Por su parte, Ángela encontró su motor al ser testigo del «Síndrome de la Mesa del Comedor», ese aislamiento doloroso donde una persona sorda, rodeada de su propia familia, es ignorada.
»Descubrí que se reprimen emociones porque ni siquiera saben cómo expresar lo que sienten. Tuve que romper mis propias barreras y la vergüenza de gesticular para aprender a decir ‘hola’ y empezar este camino», confiesa Ángela.
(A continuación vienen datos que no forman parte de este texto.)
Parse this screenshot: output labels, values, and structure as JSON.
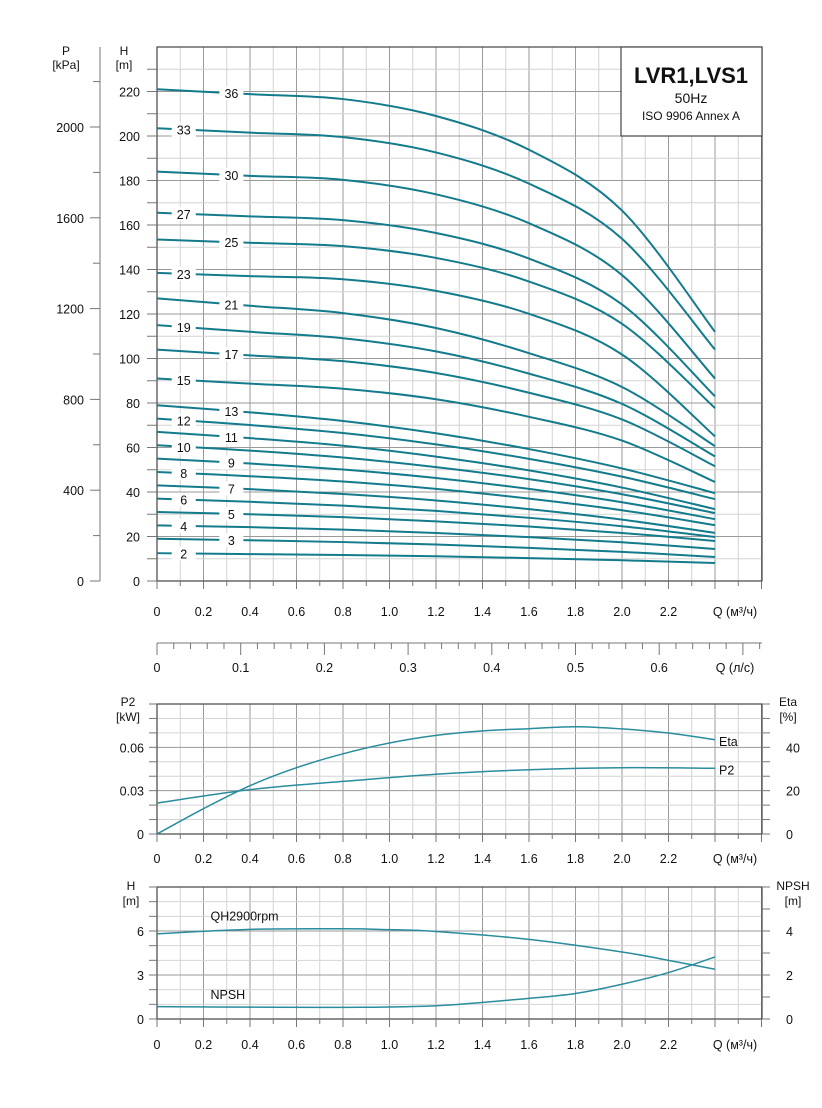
{
  "title_box": {
    "model": "LVR1,LVS1",
    "frequency": "50Hz",
    "standard": "ISO 9906 Annex A"
  },
  "colors": {
    "curve": "#137b8c",
    "grid": "#d4d4d4",
    "grid_major": "#9a9a9a"
  },
  "chart_data": [
    {
      "type": "line",
      "title": "",
      "xlabel": "Q (м³/ч)",
      "ylabel": "H [m]",
      "ylabel_secondary": "P [kPa]",
      "xlim": [
        0,
        2.6
      ],
      "ylim": [
        0,
        240
      ],
      "ylim_secondary_kpa": [
        0,
        2354
      ],
      "x_ticks": [
        "0",
        "0.2",
        "0.4",
        "0.6",
        "0.8",
        "1.0",
        "1.2",
        "1.4",
        "1.6",
        "1.8",
        "2.0",
        "2.2"
      ],
      "y_ticks": [
        "0",
        "20",
        "40",
        "60",
        "80",
        "100",
        "120",
        "140",
        "160",
        "180",
        "200",
        "220"
      ],
      "y2_ticks": [
        "0",
        "400",
        "800",
        "1200",
        "1600",
        "2000"
      ],
      "x2_axis": {
        "label": "Q (л/с)",
        "ticks": [
          "0",
          "0.1",
          "0.2",
          "0.3",
          "0.4",
          "0.5",
          "0.6"
        ]
      },
      "grid": true,
      "x": [
        0,
        0.4,
        0.8,
        1.2,
        1.6,
        2.0,
        2.4
      ],
      "series": [
        {
          "name": "36",
          "values": [
            221,
            218.8,
            216.6,
            209,
            193.8,
            166.5,
            112
          ]
        },
        {
          "name": "33",
          "values": [
            203.5,
            201.5,
            199.5,
            192.6,
            178.6,
            153.8,
            104
          ]
        },
        {
          "name": "30",
          "values": [
            184,
            182.1,
            180.3,
            173.8,
            160.8,
            137.5,
            91
          ]
        },
        {
          "name": "27",
          "values": [
            165.5,
            163.9,
            162.2,
            156.4,
            144.9,
            124.3,
            83
          ]
        },
        {
          "name": "25",
          "values": [
            153.5,
            152,
            150.5,
            145.2,
            134.6,
            115.6,
            77.7
          ]
        },
        {
          "name": "23",
          "values": [
            138.5,
            137,
            135.6,
            130.4,
            120.1,
            101.8,
            65
          ]
        },
        {
          "name": "21",
          "values": [
            127,
            123.7,
            120.4,
            113.7,
            102.4,
            87.2,
            60.6
          ]
        },
        {
          "name": "19",
          "values": [
            115,
            112,
            109.1,
            103.2,
            93.2,
            79.6,
            56
          ]
        },
        {
          "name": "17",
          "values": [
            104,
            101.4,
            98.8,
            93.5,
            84.6,
            72.6,
            51.6
          ]
        },
        {
          "name": "15",
          "values": [
            91,
            88.7,
            86.4,
            81.7,
            73.8,
            63.1,
            44.5
          ]
        },
        {
          "name": "13",
          "values": [
            79,
            75.8,
            71.9,
            66.4,
            59.3,
            50.6,
            39.5
          ]
        },
        {
          "name": "12",
          "values": [
            73,
            70.1,
            66.5,
            61.4,
            54.9,
            46.9,
            36.8
          ]
        },
        {
          "name": "11",
          "values": [
            67,
            64.2,
            60.8,
            55.9,
            49.7,
            42,
            32.3
          ]
        },
        {
          "name": "10",
          "values": [
            61,
            58.6,
            55.5,
            51.2,
            45.8,
            39,
            30.5
          ]
        },
        {
          "name": "9",
          "values": [
            55,
            52.8,
            50.1,
            46.3,
            41.4,
            35.4,
            27.8
          ]
        },
        {
          "name": "8",
          "values": [
            49,
            47.1,
            44.7,
            41.4,
            37,
            31.8,
            25.1
          ]
        },
        {
          "name": "7",
          "values": [
            43,
            41.3,
            39.1,
            36.2,
            32.3,
            27.6,
            21.6
          ]
        },
        {
          "name": "6",
          "values": [
            37,
            35.6,
            33.9,
            31.5,
            28.4,
            24.6,
            19.8
          ]
        },
        {
          "name": "5",
          "values": [
            31,
            30,
            28.7,
            26.8,
            24.5,
            21.6,
            18
          ]
        },
        {
          "name": "4",
          "values": [
            25,
            24.2,
            23.1,
            21.6,
            19.7,
            17.4,
            14.4
          ]
        },
        {
          "name": "3",
          "values": [
            19,
            18.3,
            17.5,
            16.4,
            14.9,
            13.1,
            10.8
          ]
        },
        {
          "name": "2",
          "values": [
            12.5,
            12.1,
            11.7,
            11.1,
            10.3,
            9.3,
            8.1
          ]
        }
      ]
    },
    {
      "type": "line",
      "title": "",
      "xlabel": "Q (м³/ч)",
      "ylabel": "P2 [kW]",
      "ylabel_secondary": "Eta [%]",
      "xlim": [
        0,
        2.6
      ],
      "ylim": [
        0,
        0.09
      ],
      "ylim_secondary": [
        0,
        60
      ],
      "x_ticks": [
        "0",
        "0.2",
        "0.4",
        "0.6",
        "0.8",
        "1.0",
        "1.2",
        "1.4",
        "1.6",
        "1.8",
        "2.0",
        "2.2"
      ],
      "y_ticks": [
        "0",
        "0.03",
        "0.06"
      ],
      "y2_ticks": [
        "0",
        "20",
        "40"
      ],
      "grid": true,
      "series": [
        {
          "name": "Eta",
          "axis": "secondary",
          "x": [
            0,
            0.2,
            0.4,
            0.6,
            0.8,
            1.0,
            1.2,
            1.4,
            1.6,
            1.8,
            2.0,
            2.2,
            2.4
          ],
          "values": [
            0,
            11.7,
            22.3,
            30.6,
            37,
            42,
            45.5,
            47.6,
            48.6,
            49.5,
            48.5,
            46.6,
            43.5
          ]
        },
        {
          "name": "P2",
          "axis": "primary",
          "x": [
            0,
            0.4,
            0.8,
            1.2,
            1.6,
            2.0,
            2.4
          ],
          "values": [
            0.0214,
            0.0307,
            0.0364,
            0.0414,
            0.0445,
            0.0459,
            0.0455
          ]
        }
      ]
    },
    {
      "type": "line",
      "title": "",
      "xlabel": "Q (м³/ч)",
      "ylabel": "H [m]",
      "ylabel_secondary": "NPSH [m]",
      "xlim": [
        0,
        2.6
      ],
      "ylim": [
        0,
        9
      ],
      "ylim_secondary": [
        0,
        6
      ],
      "x_ticks": [
        "0",
        "0.2",
        "0.4",
        "0.6",
        "0.8",
        "1.0",
        "1.2",
        "1.4",
        "1.6",
        "1.8",
        "2.0",
        "2.2"
      ],
      "y_ticks": [
        "0",
        "3",
        "6"
      ],
      "y2_ticks": [
        "0",
        "2",
        "4"
      ],
      "grid": true,
      "series": [
        {
          "name": "QH2900rpm",
          "axis": "primary",
          "x": [
            0,
            0.4,
            0.8,
            1.0,
            1.2,
            1.6,
            2.0,
            2.2,
            2.4
          ],
          "values": [
            5.81,
            6.11,
            6.15,
            6.09,
            5.97,
            5.43,
            4.57,
            4.0,
            3.39
          ]
        },
        {
          "name": "NPSH",
          "axis": "secondary",
          "x": [
            0,
            0.4,
            0.8,
            1.2,
            1.6,
            1.8,
            2.0,
            2.2,
            2.4
          ],
          "values": [
            0.56,
            0.54,
            0.53,
            0.6,
            0.94,
            1.16,
            1.58,
            2.11,
            2.82
          ]
        }
      ]
    }
  ],
  "labels": {
    "main_p": "P",
    "main_p_unit": "[kPa]",
    "main_h": "H",
    "main_h_unit": "[m]",
    "p2": "P2",
    "p2_unit": "[kW]",
    "eta": "Eta",
    "eta_unit": "[%]",
    "h3": "H",
    "h3_unit": "[m]",
    "npsh": "NPSH",
    "npsh_unit": "[m]"
  }
}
Ambas intérpretes coinciden en que hoy se vive un momento histórico en Tampico. Bajo la dirección de la Alcaldesa Mónica Villarreal y la Dra. Luz Adriana Villarreal Anaya, Presidenta del Sistema DIF, la comunidad sorda finalmente ha sido visibilizada.
Ángela destaca un gesto que marcó un antes y un después: el acto de la Dra. Luz Adriana de pedir perdón a la comunidad sorda por los años de abandono por parte de los oyentes.
Este perdón no se quedó en palabras; se transformó en acciones: alfabetización a personas de 60 años que están aprendiendo a escribir su nombre por primera vez; educación a 41 personas que cursan primaria y secundaria; y jóvenes sordas estudiando belleza, además de empleo real con la integración de personas en la base laboral del Ayuntamiento; y finalmente capacitación institucional con la primera generación de funcionarios del DIF y del gobierno local, capacitados en LSM para brindar una atención digna.
El mensaje de Laura y Ángela es claro: la Lengua de Señas Mexicana no es un «lenguaje» (término que invitan a dejar de usar), es una lengua, un idioma con el mismo valor legal y estructural que el inglés.
»Es padrísimo ver a profesionistas que vienen al CRI, aprenden y lo aplican allá afuera», dice Laura con orgullo.
La invitación para los habitantes de Tampico es a romper el miedo.
«Se te va a olvidar una seña, pero aprenderás cinco más», señala Ángela. La meta es dejar de ver la sordera como una limitación mental y entenderla como una diversidad de comunicación.
Hoy, en el DIF Tampico, se trabaja para que la inclusión no sea una campaña pasajera, sino una costumbre arraigada. Porque, como dicen las manos de Laura y Ángela, incluir es el acto más alto de justicia social.